Downlink Performance Enhancement of High-Velocity Users in 5G Networks by Configuring Antenna System

A limitation of bandwidth in the wireless network and the exponential rise in the high data rate requirement prompted the development of Massive Multiple-Input-Multiple-Output (MIMO) technique in 5G. Using this method, the ever-rising data rate can be met with the increment of the number of antennas. This comes at the price of energy consumption of higher amount, complex network setups and maintenance. Moreover, a high-velocity user experiences unpredictable fluctuations in the channel condition that deteriorates the downlink performance. Therefore, a proper number of antenna selection is of paramount importance. This issue has been addressed using different categories of algorithms but only for static users. In this study, we proffer to implement antenna diversity in closed loop spatial multiplexing MIMO transmission scheme by operating more number of reception antennas than the number of transmission antennas for ameliorating the downlink performance of high-velocity users in case of single user MIMO technology.
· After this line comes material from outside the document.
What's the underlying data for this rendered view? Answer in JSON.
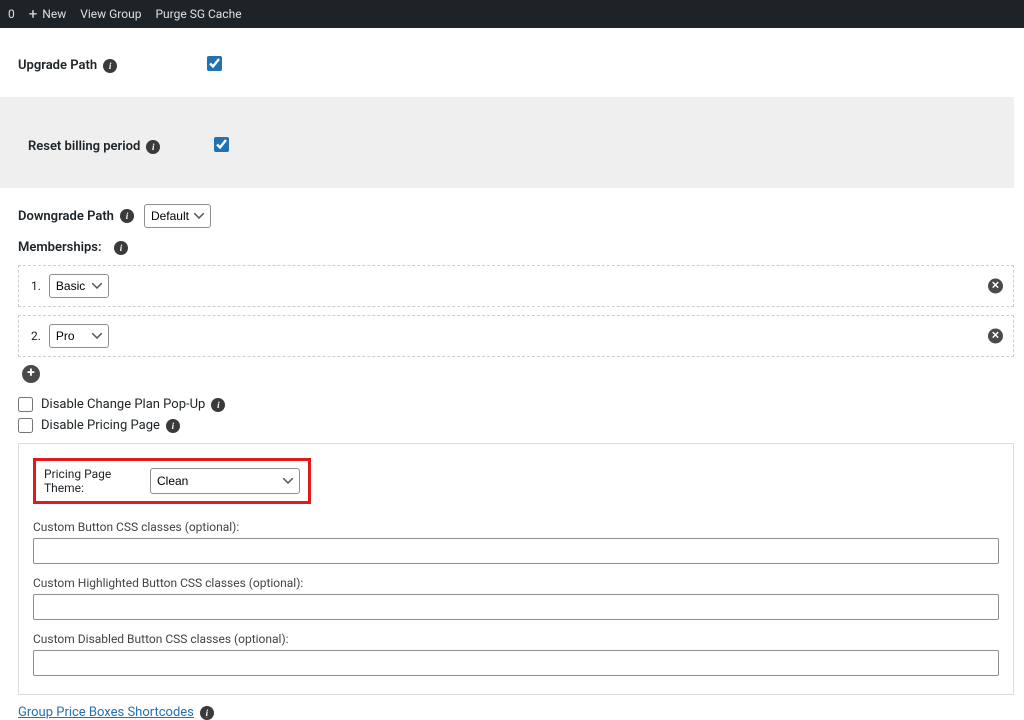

In general, our results can be interpreted for large scale antenna systems like Massive MIMO even though a 4×4 MIMO system has been executed to carry out this study here. Additionally, it shows great prospects for solving practical-life problems like low data rate and call drops during handover to be experienced by cellular users traveling by high-speed transportation systems like Dhaka Metro Rail. The cell edge users are anticipated to get benefits from this method in case of SU-MIMO technology. The proposed method is expected to be easily implemented in the existing network structures with nominal difficulties.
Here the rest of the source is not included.